Welcome to this week’s edition of InFocus, our weekly newsletter on analyzing the latest trends in AI model releases, and how well they stack up based on our internal quantitative analysis through Atlas, our platform for executing benchmarks at scale.
GPT 5: A frontier series from OpenAI
Last week, OpenAI released their long-anticipated series of GPT 5 series models, with a mini, nano, and mainstream version being available both in the ChatGPT interface and through the API. While the release was somewhat controversial based on initial limits OpenAI applied to its reasoning models (and for its depreciation of GPT 4o), it soon rose to the top of preferred models, as rated by its ability to solve agentic and coding tasks.
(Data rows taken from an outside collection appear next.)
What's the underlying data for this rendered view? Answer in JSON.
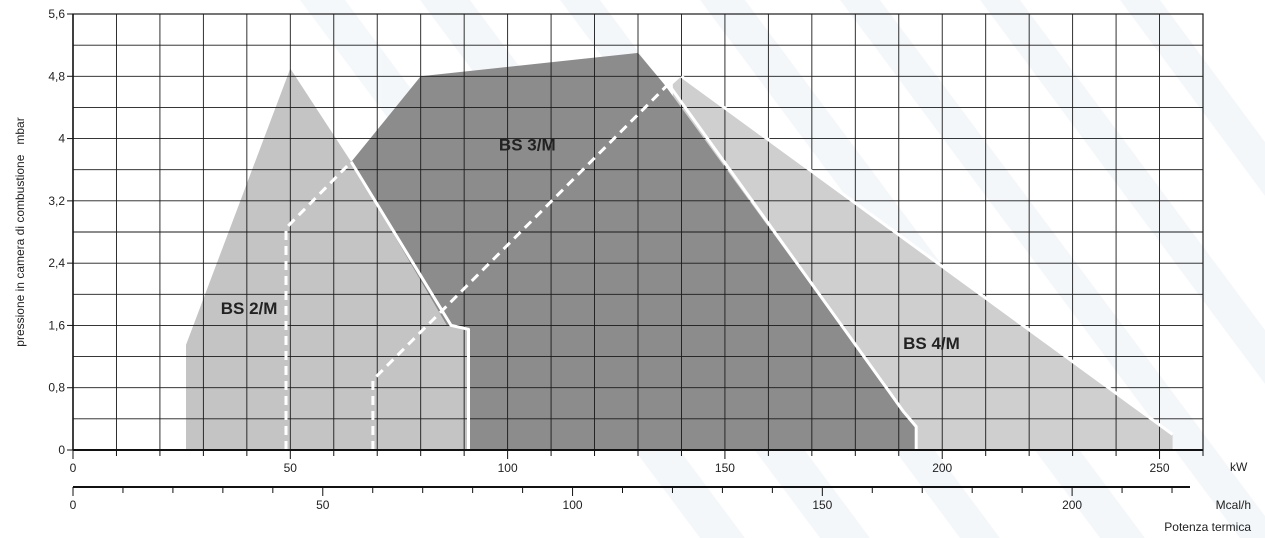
{
  "chart_data": {
    "type": "area",
    "ylabel": "pressione in camera di combustione   mbar",
    "xlabel": "Potenza termica",
    "x_unit": "kW",
    "x2_unit": "Mcal/h",
    "xlim": [
      0,
      260
    ],
    "ylim": [
      0,
      5.6
    ],
    "x2lim": [
      0,
      223.6
    ],
    "yticks": [
      "0",
      "0,8",
      "1,6",
      "2,4",
      "3,2",
      "4",
      "4,8",
      "5,6"
    ],
    "y_tick_values": [
      0,
      0.8,
      1.6,
      2.4,
      3.2,
      4.0,
      4.8,
      5.6
    ],
    "xticks": [
      "0",
      "50",
      "100",
      "150",
      "200",
      "250"
    ],
    "x_tick_values": [
      0,
      50,
      100,
      150,
      200,
      250
    ],
    "x2ticks": [
      "0",
      "50",
      "100",
      "150",
      "200"
    ],
    "x2_tick_values": [
      0,
      50,
      100,
      150,
      200
    ],
    "grid": true,
    "series": [
      {
        "name": "BS 2/M",
        "color": "#c4c4c4",
        "polygon": [
          [
            26,
            0
          ],
          [
            26,
            1.35
          ],
          [
            50,
            4.9
          ],
          [
            64,
            3.7
          ],
          [
            86,
            1.6
          ],
          [
            91,
            1.55
          ],
          [
            91,
            0
          ]
        ]
      },
      {
        "name": "BS 4/M",
        "color": "#cfcfcf",
        "polygon": [
          [
            138,
            0
          ],
          [
            138,
            4.7
          ],
          [
            140,
            4.8
          ],
          [
            253,
            0.2
          ],
          [
            253,
            0
          ]
        ]
      },
      {
        "name": "BS 3/M",
        "color": "#8c8c8c",
        "polygon": [
          [
            91,
            0
          ],
          [
            91,
            1.55
          ],
          [
            86,
            1.6
          ],
          [
            64,
            3.7
          ],
          [
            80,
            4.8
          ],
          [
            130,
            5.1
          ],
          [
            136,
            4.7
          ],
          [
            191,
            0.5
          ],
          [
            194,
            0.3
          ],
          [
            194,
            0
          ]
        ]
      }
    ],
    "boundary_lines": [
      {
        "style": "solid",
        "points": [
          [
            64,
            3.7
          ],
          [
            87,
            1.6
          ],
          [
            91,
            1.55
          ],
          [
            91,
            0
          ]
        ]
      },
      {
        "style": "solid",
        "points": [
          [
            137,
            4.7
          ],
          [
            191,
            0.5
          ],
          [
            194,
            0.3
          ],
          [
            194,
            0
          ]
        ]
      },
      {
        "style": "solid",
        "points": [
          [
            140,
            4.8
          ],
          [
            253,
            0.2
          ]
        ]
      },
      {
        "style": "dashed",
        "points": [
          [
            49,
            0
          ],
          [
            49,
            2.85
          ],
          [
            64,
            3.7
          ]
        ]
      },
      {
        "style": "dashed",
        "points": [
          [
            69,
            0
          ],
          [
            69,
            0.9
          ],
          [
            137,
            4.7
          ]
        ]
      }
    ],
    "labels": [
      {
        "text": "BS 2/M",
        "x": 34,
        "y": 1.75
      },
      {
        "text": "BS 3/M",
        "x": 98,
        "y": 3.85
      },
      {
        "text": "BS 4/M",
        "x": 191,
        "y": 1.3
      }
    ]
  }
}
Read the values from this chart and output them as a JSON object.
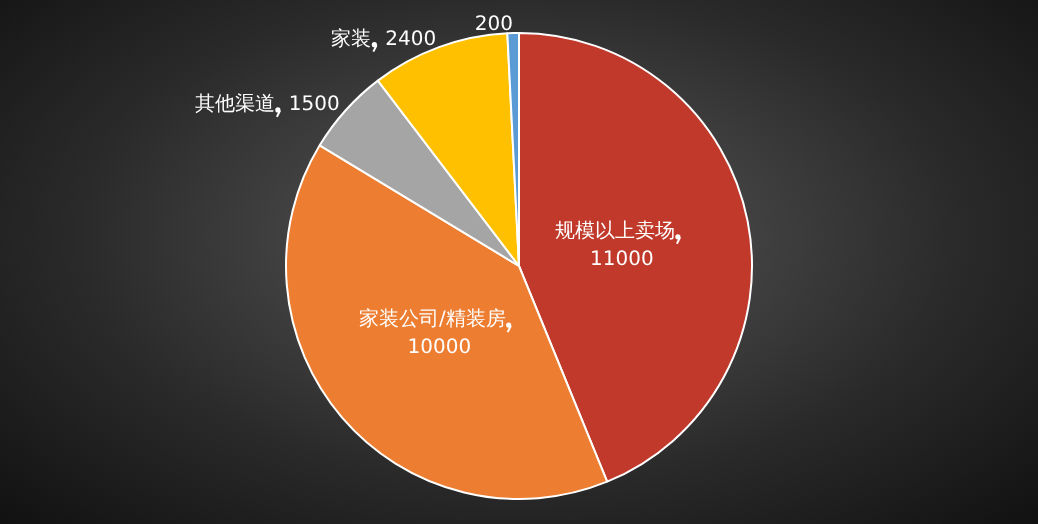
{
  "chart_data": {
    "type": "pie",
    "categories": [
      "规模以上卖场",
      "家装公司/精装房",
      "其他渠道",
      "家装",
      null
    ],
    "values": [
      11000,
      10000,
      1500,
      2400,
      200
    ],
    "colors": [
      "#c0392b",
      "#ed7d31",
      "#a5a5a5",
      "#ffc000",
      "#5b9bd5"
    ],
    "data_labels": true
  }
}
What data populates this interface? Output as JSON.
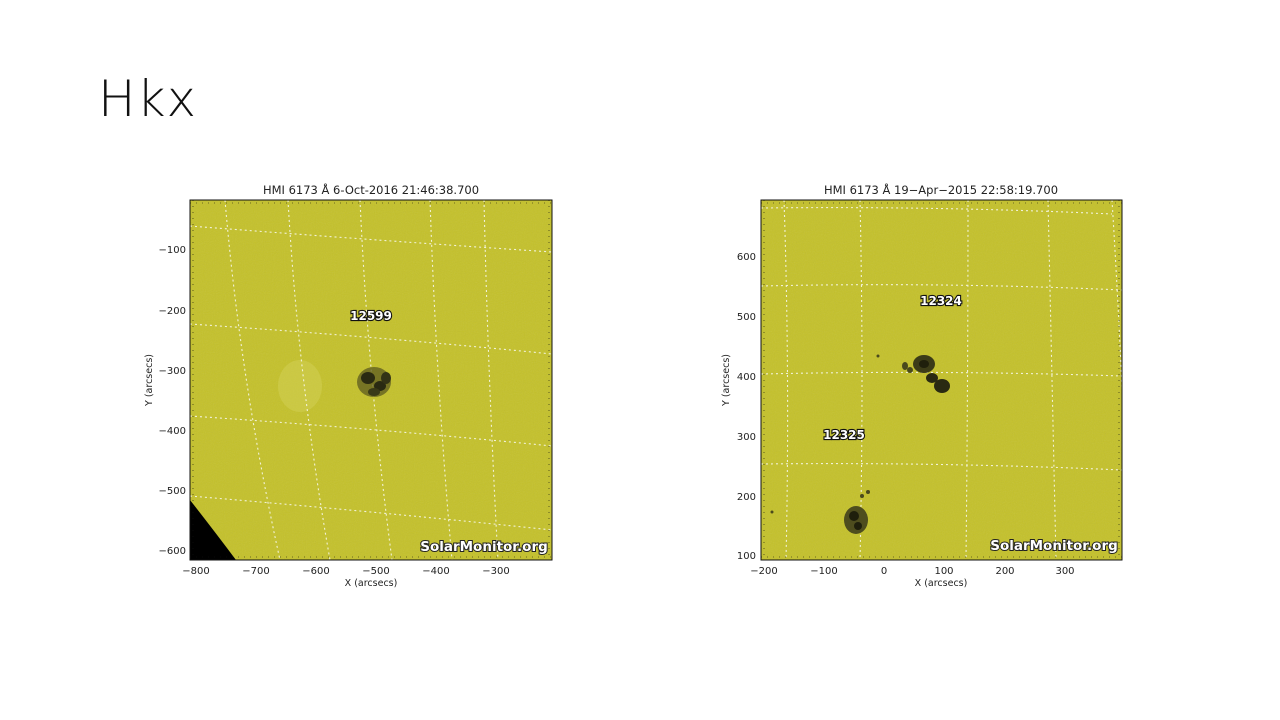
{
  "slide": {
    "title": "Hkx"
  },
  "figures": [
    {
      "id": "left",
      "title": "HMI 6173 Å  6-Oct-2016 21:46:38.700",
      "xlabel": "X (arcsecs)",
      "ylabel": "Y (arcsecs)",
      "x_ticks": [
        "−800",
        "−700",
        "−600",
        "−500",
        "−400",
        "−300"
      ],
      "y_ticks": [
        "−100",
        "−200",
        "−300",
        "−400",
        "−500",
        "−600"
      ],
      "regions": [
        {
          "label": "12599"
        }
      ],
      "watermark": "SolarMonitor.org",
      "colors": {
        "disk": "#c4c12a",
        "limb": "#000000"
      }
    },
    {
      "id": "right",
      "title": "HMI 6173 Å 19−Apr−2015 22:58:19.700",
      "xlabel": "X (arcsecs)",
      "ylabel": "Y (arcsecs)",
      "x_ticks": [
        "−200",
        "−100",
        "0",
        "100",
        "200",
        "300"
      ],
      "y_ticks": [
        "600",
        "500",
        "400",
        "300",
        "200",
        "100"
      ],
      "regions": [
        {
          "label": "12324"
        },
        {
          "label": "12325"
        }
      ],
      "watermark": "SolarMonitor.org",
      "colors": {
        "disk": "#c4c12a"
      }
    }
  ]
}
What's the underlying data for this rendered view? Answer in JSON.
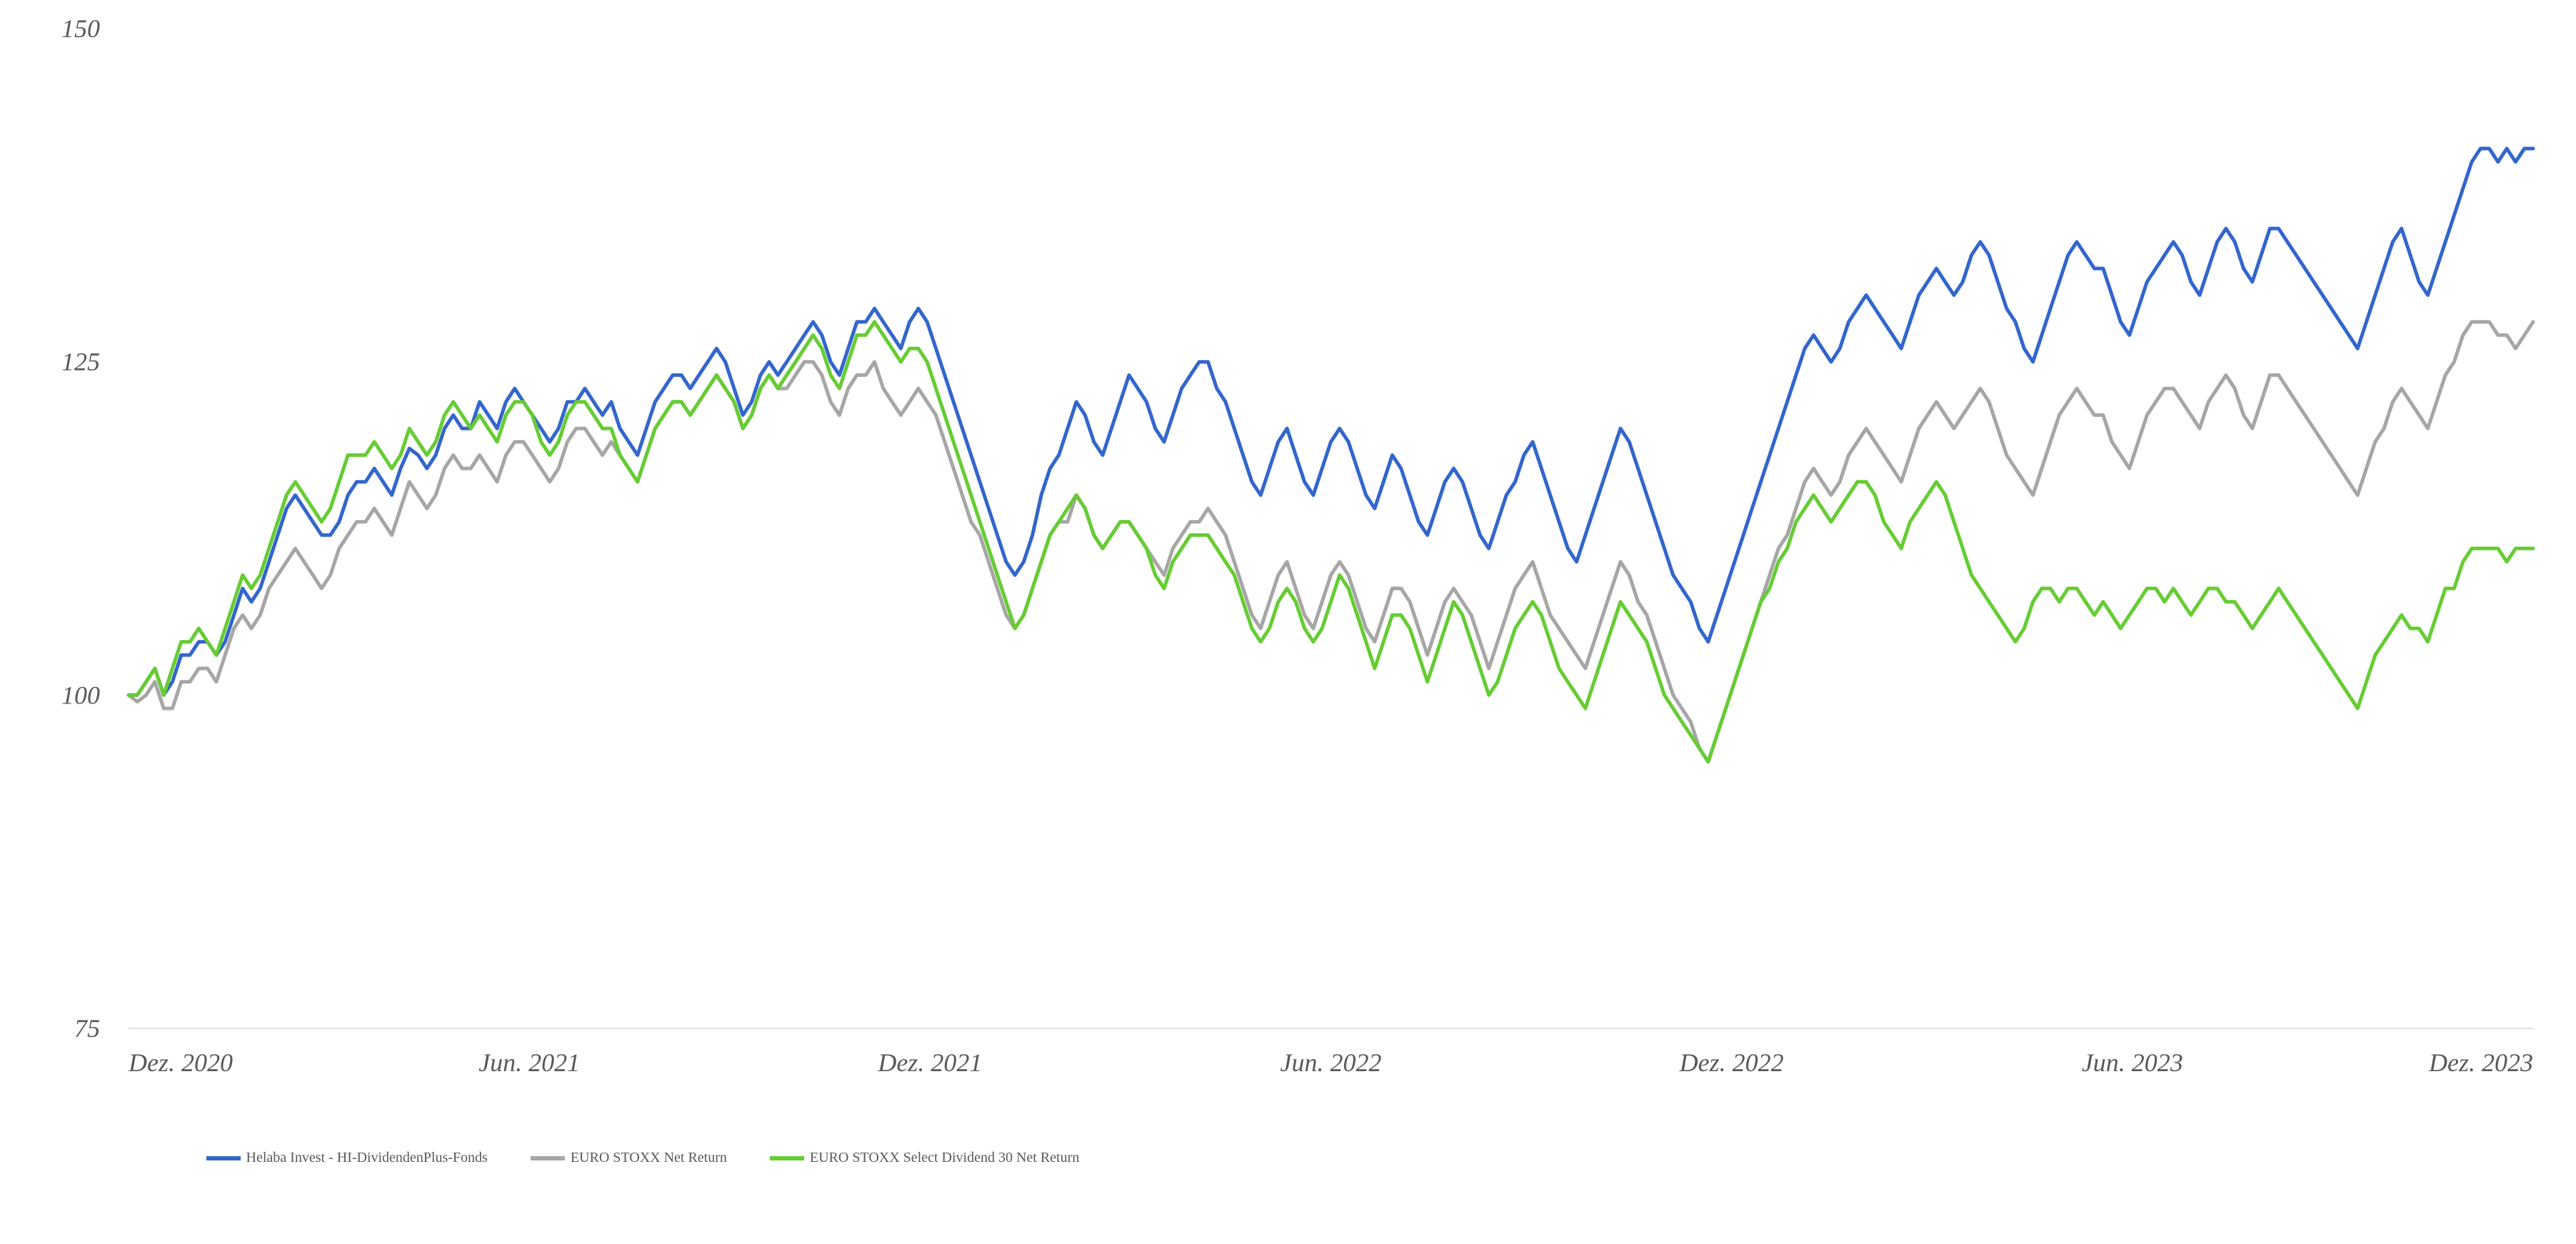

As always, we ran several benchmarks against all versions of GPT-5: as expected, it is quite powerful on quantitative tasks such as mathematics and generalized reasoning. Most notably, it scored a 96.67% on AIME 2025, signifying not only its advanced mathematics capabilities, but also that AIME itself may have become saturated just a couple of months after release.
GPT 5 mini also holds it own, providing advanced capabilities at a low cost. It scores over an 80% on MMLU Pro and an 80% on GPQA, signifying its advanced knowledge on graduate level topics.
GPT-5’s release, despite raising some eyebrows due its rollout, is without a doubt an extremely impressive model with frontier capabilities, as evidenced by its performance on baseline, knowledge-based benchmarks. As always, we will continue bringing you more analysis through benchmarks as time goes on, including GPT 5’s performance on agentic benchmarks.